Most of the funding and responsibility for contact tracing and testing falls to the state. Baz pointed out that the Department of Health is working with the University of Hawaii campuses, including UH-Maui, to provide educational and job opportunities in contact tracing. The county has also worked with local providers to do testing, and mass efforts like drive-thru testing come with very little financial impact to the county, Baz said.

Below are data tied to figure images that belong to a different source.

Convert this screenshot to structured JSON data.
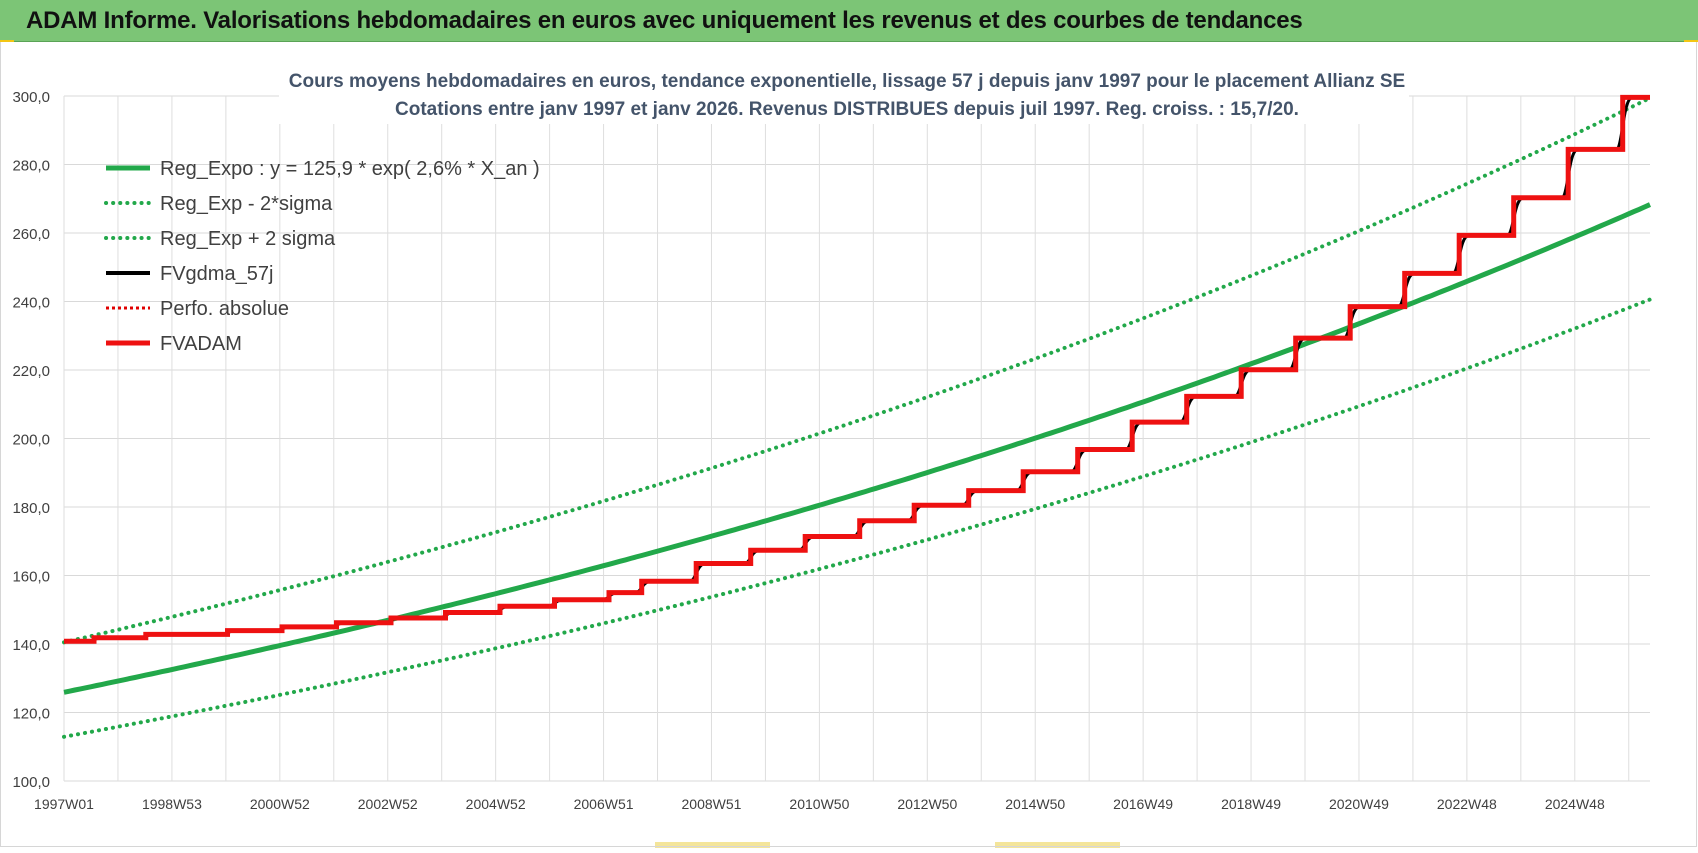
{
  "banner": {
    "title": "ADAM Informe. Valorisations hebdomadaires en euros avec uniquement les revenus et des courbes de tendances"
  },
  "colors": {
    "banner_bg": "#7cc576",
    "trend_green": "#22a84a",
    "smooth_black": "#000000",
    "perf_red": "#e00000",
    "fvadam_red": "#ee1111",
    "grid": "#d9d9d9"
  },
  "chart_data": {
    "type": "line",
    "title_line1": "Cours moyens hebdomadaires en euros, tendance exponentielle, lissage 57 j depuis janv 1997  pour le placement Allianz SE",
    "title_line2": "Cotations entre janv 1997 et janv 2026. Revenus DISTRIBUES depuis juil 1997. Reg. croiss. : 15,7/20.",
    "xlabel": "",
    "ylabel": "",
    "ylim": [
      100,
      300
    ],
    "y_ticks": [
      "100,0",
      "120,0",
      "140,0",
      "160,0",
      "180,0",
      "200,0",
      "220,0",
      "240,0",
      "260,0",
      "280,0",
      "300,0"
    ],
    "x_range_years": [
      1997.0,
      2026.1
    ],
    "x_tick_labels": [
      "1997W01",
      "1998W53",
      "2000W52",
      "2002W52",
      "2004W52",
      "2006W51",
      "2008W51",
      "2010W50",
      "2012W50",
      "2014W50",
      "2016W49",
      "2018W49",
      "2020W49",
      "2022W48",
      "2024W48"
    ],
    "grid": true,
    "legend_position": "top-left",
    "series": [
      {
        "name": "Reg_Expo : y = 125,9 * exp( 2,6% *  X_an )",
        "style": "solid-thick",
        "color": "#22a84a",
        "formula": {
          "a": 125.9,
          "rate": 0.026
        }
      },
      {
        "name": "Reg_Exp - 2*sigma",
        "style": "dotted",
        "color": "#22a84a",
        "formula": {
          "a": 140.5,
          "rate": 0.026
        }
      },
      {
        "name": "Reg_Exp + 2 sigma",
        "style": "dotted",
        "color": "#22a84a",
        "formula": {
          "a": 112.9,
          "rate": 0.026
        }
      },
      {
        "name": "FVgdma_57j",
        "style": "solid",
        "color": "#000000"
      },
      {
        "name": "Perfo. absolue",
        "style": "dotted",
        "color": "#e00000"
      },
      {
        "name": "FVADAM",
        "style": "solid-thick",
        "color": "#ee1111",
        "steps": [
          {
            "x": 1997.0,
            "y": 140.8
          },
          {
            "x": 1997.55,
            "y": 141.8
          },
          {
            "x": 1998.5,
            "y": 142.8
          },
          {
            "x": 2000.0,
            "y": 143.9
          },
          {
            "x": 2001.0,
            "y": 145.0
          },
          {
            "x": 2002.0,
            "y": 146.2
          },
          {
            "x": 2003.0,
            "y": 147.6
          },
          {
            "x": 2004.0,
            "y": 149.2
          },
          {
            "x": 2005.0,
            "y": 151.0
          },
          {
            "x": 2006.0,
            "y": 152.9
          },
          {
            "x": 2007.0,
            "y": 155.0
          },
          {
            "x": 2007.6,
            "y": 158.3
          },
          {
            "x": 2008.6,
            "y": 163.5
          },
          {
            "x": 2009.6,
            "y": 167.4
          },
          {
            "x": 2010.6,
            "y": 171.4
          },
          {
            "x": 2011.6,
            "y": 176.0
          },
          {
            "x": 2012.6,
            "y": 180.5
          },
          {
            "x": 2013.6,
            "y": 184.8
          },
          {
            "x": 2014.6,
            "y": 190.3
          },
          {
            "x": 2015.6,
            "y": 196.8
          },
          {
            "x": 2016.6,
            "y": 204.8
          },
          {
            "x": 2017.6,
            "y": 212.3
          },
          {
            "x": 2018.6,
            "y": 220.1
          },
          {
            "x": 2019.6,
            "y": 229.3
          },
          {
            "x": 2020.6,
            "y": 238.5
          },
          {
            "x": 2021.6,
            "y": 248.2
          },
          {
            "x": 2022.6,
            "y": 259.3
          },
          {
            "x": 2023.6,
            "y": 270.3
          },
          {
            "x": 2024.6,
            "y": 284.4
          },
          {
            "x": 2025.6,
            "y": 299.6
          }
        ],
        "end_x": 2026.1
      }
    ]
  }
}
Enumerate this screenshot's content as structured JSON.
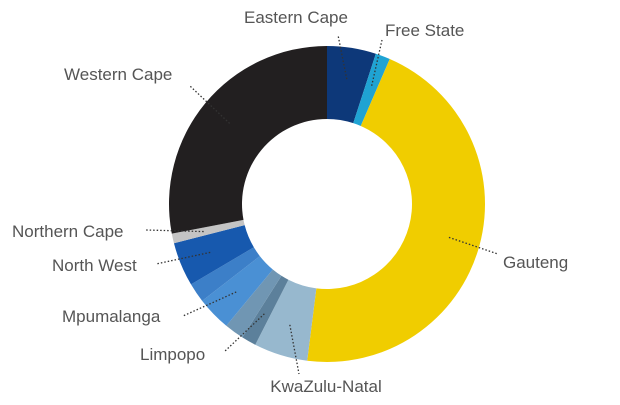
{
  "chart_data": {
    "type": "pie",
    "donut": true,
    "title": "",
    "unit": "%",
    "legend": "none",
    "slices": [
      {
        "label": "Eastern Cape",
        "value": 5.0,
        "color": "#0d3879"
      },
      {
        "label": "Free State",
        "value": 1.5,
        "color": "#1fa3d3"
      },
      {
        "label": "Gauteng",
        "value": 45.5,
        "color": "#f0cd00"
      },
      {
        "label": "KwaZulu-Natal",
        "value": 5.5,
        "color": "#97b8ce"
      },
      {
        "label": "Limpopo",
        "value": 1.5,
        "color": "#5c809b"
      },
      {
        "label": "Limpopo-2",
        "value": 2.0,
        "color": "#7096b3"
      },
      {
        "label": "Mpumalanga",
        "value": 3.5,
        "color": "#4a90d4"
      },
      {
        "label": "Mpumalanga-2",
        "value": 2.0,
        "color": "#3c7fc8"
      },
      {
        "label": "North West",
        "value": 4.5,
        "color": "#1759ae"
      },
      {
        "label": "Northern Cape",
        "value": 1.0,
        "color": "#c4c4c4"
      },
      {
        "label": "Western Cape",
        "value": 28.0,
        "color": "#221f20"
      }
    ],
    "labels": [
      {
        "text": "Eastern Cape",
        "slice": 0
      },
      {
        "text": "Free State",
        "slice": 1
      },
      {
        "text": "Gauteng",
        "slice": 2
      },
      {
        "text": "KwaZulu-Natal",
        "slice": 3
      },
      {
        "text": "Limpopo",
        "slice": 4
      },
      {
        "text": "Mpumalanga",
        "slice": 6
      },
      {
        "text": "North West",
        "slice": 8
      },
      {
        "text": "Northern Cape",
        "slice": 9
      },
      {
        "text": "Western Cape",
        "slice": 10
      }
    ]
  }
}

He added that the county isn’t planning to use the CARES funding to pass out stimulus checks to all residents because it’s more focused on targeted support for people who need it. Honolulu is using some of its $387 million in CARES funds to give residents up to $1,500 a month, but Vice Chairwoman Keani Rawlins-Fernandez pointed out that this is only for those in need.

As of Tuesday, the county has received 2,820 first-time applications and 629 returning applications under its Hawaii Emergency Laulima Partnership, or HELP, which covers essential needs for struggling residents. A total of 3,449 households (10,027 individuals) are requesting nearly $2.8 million in assistance. The county has processed 2,386 and approved 2,011 with just over $1 million obligated.

Mayor Michael Victorino said Tuesday afternoon that if the county exceeds the $2 million set aside for the HELP program, CARES funding can be used to allow the program to continue through Dec. 30. 

And, under its Micro Business Loan Program, which is open to businesses with 10 employees or fewer, the county has received 152 applications. The 107 applications that have been reviewed are requesting $2.25 million in total; 59 have been approved with $1 million disbursed, while 47 have been disapproved and one is pending. Another 45 applications are also pending review and future funding.

Baz said the county is looking not only at businesses’ needs but also their sustainability for the future.

“We don’t want to just give them a month or two worth of operating funds and then they go bankrupt three months later,” he said. “We want to make sure these are sustainable.”